The Deputy Director Academics (Distance Learning Centre) U.I also pointed out that one big area of expectation from Buhari’s administration in education sector. He said: ‘’As the slogan of the party that is bringing him to power depicts, people expect a significant change in education at all levels adding, to drive the change, the General turned Democrat needs to look for the right personality to handle the industry.’’
To this end, he counselled that the Office of the Federal Ministry of Education should be manned by a personality who is seasoned in education, understands the theories of education, and who can drive the theories to achieve results in the industry. Aremu who disclosed that the would be minister should be proactive in the art and science of education, added that the personality could either be a politician or a professional as long the person possesses what is needed to achieve results in the industry,’’ he stated.
On his part, former Vice-Chancellor, University of Education, Ikere Ekiti, Professor Samuel Bandele opined that while chosen minister of education, the APC should look out for a professional educator with enviable track record. His words: “ The in coming government should search for a professional educator for the post of Minister of Education, preferably a professor, who will be seen as very knowledgeable in the enterprise of education at all levels.
It is good for the Nation to think of a person with enviable track record, whether a Politician or not. “He should not be a controversial political figure that unions can easily place in perspectives and silence during union uprisings. He should possess impeccable leadership traits to coordinate the complex nature of Nigeria Higher Education policies and practices in a near flawless manner.
‘’Nigeria yearns for a corrupt free society and hence, the prospective minister should be properly investigated to be a clean person in all its ramifications.” Adding credence to the aforementioned, Anthony Kila, a professor of Strategy and Development averred that to achieve anything meaningful in education the new education minister and indeed the government as a whole, needs to consider education as a crucial sector in their strategic development plan for the nation.
Kila who is an international director of studies at ECAPS in Cambridge, the European Center of Advanced and Professional Studies said: ‘’The would be minister needs have the courage and vision to see education system in the country as being in a dire condition and in need of a state of emergency.’’ According to him, the minister can be from anywhere as long as he or she can show a clear understanding of the job at hand, he should be appointed.

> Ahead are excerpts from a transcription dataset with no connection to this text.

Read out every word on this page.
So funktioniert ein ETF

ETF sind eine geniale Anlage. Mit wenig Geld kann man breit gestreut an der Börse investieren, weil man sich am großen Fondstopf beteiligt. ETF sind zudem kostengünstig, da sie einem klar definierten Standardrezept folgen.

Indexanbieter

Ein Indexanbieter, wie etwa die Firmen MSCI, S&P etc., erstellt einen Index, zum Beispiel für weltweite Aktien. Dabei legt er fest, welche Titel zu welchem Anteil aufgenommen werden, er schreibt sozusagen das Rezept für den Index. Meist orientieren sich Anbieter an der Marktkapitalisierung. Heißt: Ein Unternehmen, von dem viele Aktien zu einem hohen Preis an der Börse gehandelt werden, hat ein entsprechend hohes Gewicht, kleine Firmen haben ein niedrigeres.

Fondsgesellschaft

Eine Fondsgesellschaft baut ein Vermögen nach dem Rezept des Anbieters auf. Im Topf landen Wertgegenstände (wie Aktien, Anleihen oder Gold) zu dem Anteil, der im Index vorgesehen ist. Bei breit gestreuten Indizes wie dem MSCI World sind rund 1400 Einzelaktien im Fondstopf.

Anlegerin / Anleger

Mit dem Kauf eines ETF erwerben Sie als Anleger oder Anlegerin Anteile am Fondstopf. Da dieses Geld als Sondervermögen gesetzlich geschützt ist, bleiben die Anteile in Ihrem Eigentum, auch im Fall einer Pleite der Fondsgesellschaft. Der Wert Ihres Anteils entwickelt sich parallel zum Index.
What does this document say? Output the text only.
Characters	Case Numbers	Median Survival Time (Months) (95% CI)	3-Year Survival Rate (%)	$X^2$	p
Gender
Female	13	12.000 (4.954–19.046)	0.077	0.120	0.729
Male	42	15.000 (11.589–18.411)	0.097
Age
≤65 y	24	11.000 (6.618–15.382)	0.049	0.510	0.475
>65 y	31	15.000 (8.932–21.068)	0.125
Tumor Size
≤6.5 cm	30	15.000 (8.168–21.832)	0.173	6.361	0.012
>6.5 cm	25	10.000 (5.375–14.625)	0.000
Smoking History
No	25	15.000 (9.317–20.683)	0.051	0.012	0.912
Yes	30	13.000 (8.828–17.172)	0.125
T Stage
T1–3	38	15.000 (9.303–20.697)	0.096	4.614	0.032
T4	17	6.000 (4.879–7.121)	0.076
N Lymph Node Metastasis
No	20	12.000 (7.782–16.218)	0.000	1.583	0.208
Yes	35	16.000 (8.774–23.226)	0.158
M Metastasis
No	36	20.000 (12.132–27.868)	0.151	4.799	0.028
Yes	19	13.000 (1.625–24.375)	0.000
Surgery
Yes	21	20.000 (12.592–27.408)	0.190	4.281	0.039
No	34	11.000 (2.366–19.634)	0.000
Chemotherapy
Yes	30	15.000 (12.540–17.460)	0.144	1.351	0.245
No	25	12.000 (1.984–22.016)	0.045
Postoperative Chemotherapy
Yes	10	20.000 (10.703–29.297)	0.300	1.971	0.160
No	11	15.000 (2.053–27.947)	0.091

He, however, warned that pegging the minister to come from a geopolitical zone will be dangerous as it will limit the possibility of getting the very best. Education, like health, he noted, does not have any preferential geopolitical zone explaining that a sick Nigerian simply needs cure regardless from whom it comes. ‘’A Nigerian pupil simply needs good education from childhood to adulthood, who manages it does not matter, what matters is competence or incompetence.” Kila said.